I’d suggest that there is a slight correlation between position and fluff—possibly a case that “substance” may negatively correlate with rankings. I stress that I am being tentative here.

Fluff By Intent

If we break it down by intent, it doesn’t change the result in many interesting ways - especially when thinking about the original expectations.

Ignoring ranking positions, Transactional was the most “fluffy” and Navigational was the least overall:

Intent	Fluff % (page 1-2)
Commercial	55.41%
Informational	54.43%
Navigational	53.76%
Transactional	58.89%

Does the occurrence of “fluff” in SERPs change with intent? In small ways, yes, but the broad trends are similar. The dataset is possibly too small to interrogate these results deeply, so again, conclusions should be tentative.

Conclusions

As far as my original hypothesis “SEO is not substantial enough, and therefore will rank worse”, I think if we treat “substance” as classified by the model as the sole definition, I have totally contradicted my original assumptions.

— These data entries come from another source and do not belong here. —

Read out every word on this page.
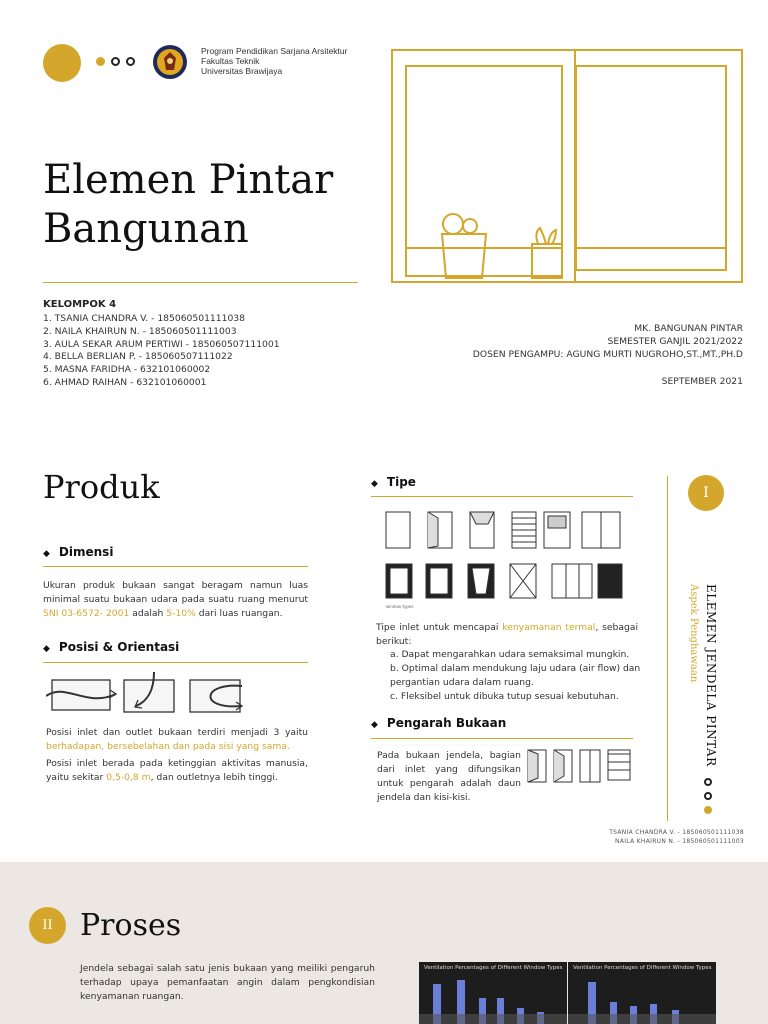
Program Pendidikan Sarjana Arsitektur
Fakultas Teknik
Universitas Brawijaya
Elemen Pintar
Bangunan
KELOMPOK 4
1. TSANIA CHANDRA V. - 185060501111038
2. NAILA KHAIRUN N. - 185060501111003
3. AULA SEKAR ARUM PERTIWI - 185060507111001
4. BELLA BERLIAN P. - 185060507111022
5. MASNA FARIDHA - 632101060002
6. AHMAD RAIHAN - 632101060001
MK. BANGUNAN PINTAR
SEMESTER GANJIL 2021/2022
DOSEN PENGAMPU: AGUNG MURTI NUGROHO,ST.,MT.,PH.D
SEPTEMBER 2021
Produk
◆ Dimensi
Ukuran produk bukaan sangat beragam namun luas minimal suatu bukaan udara pada suatu ruang menurut SNI 03-6572- 2001 adalah 5-10% dari luas ruangan.
◆ Posisi & Orientasi
Posisi inlet dan outlet bukaan terdiri menjadi 3 yaitu berhadapan, bersebelahan dan pada sisi yang sama.
Posisi inlet berada pada ketinggian aktivitas manusia, yaitu sekitar 0,5-0,8 m, dan outletnya lebih tinggi.
◆ Tipe
window types
Tipe inlet untuk mencapai kenyamanan termal, sebagai berikut:
a. Dapat mengarahkan udara semaksimal mungkin.
b. Optimal dalam mendukung laju udara (air flow) dan pergantian udara dalam ruang.
c. Fleksibel untuk dibuka tutup sesuai kebutuhan.
◆ Pengarah Bukaan
Pada bukaan jendela, bagian dari inlet yang difungsikan untuk pengarah adalah daun jendela dan kisi-kisi.
I
ELEMEN JENDELA PINTAR
Aspek Penghawaan
TSANIA CHANDRA V. - 185060501111038
NAILA KHAIRUN N. - 185060501111003
II Proses
Jendela sebagai salah satu jenis bukaan yang meiliki pengaruh terhadap upaya pemanfaatan angin dalam pengkondisian kenyamanan ruangan.
Ventilation Percentages of Different Window Types Ventilation Percentages of Different Window Types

If anything, this does make the question of “what IS substance” more important, if you disagree with the model’s definition, then the findings are less significant. Many would also say, “Have you seen Google’s results? Of course the results are fluffy!”

“Have you seen Google’s results? Of course the results are fluffy!”

User intent has to be considered within the context of what kind of content best matches the user’s need.. It is of course likely that substance is not the most important element here. Keyword intent will likely have a part to play in this, but again, we’d need more data to tease out the nuances and determine whether the difference is significant.

I am super grateful to Dan and Dejan for making this model available for this kind of research. This activity as a thought experiment is super valuable and will certainly influence my thinking in this area, even if I don’t feel like I have something definitive to add—at least for now.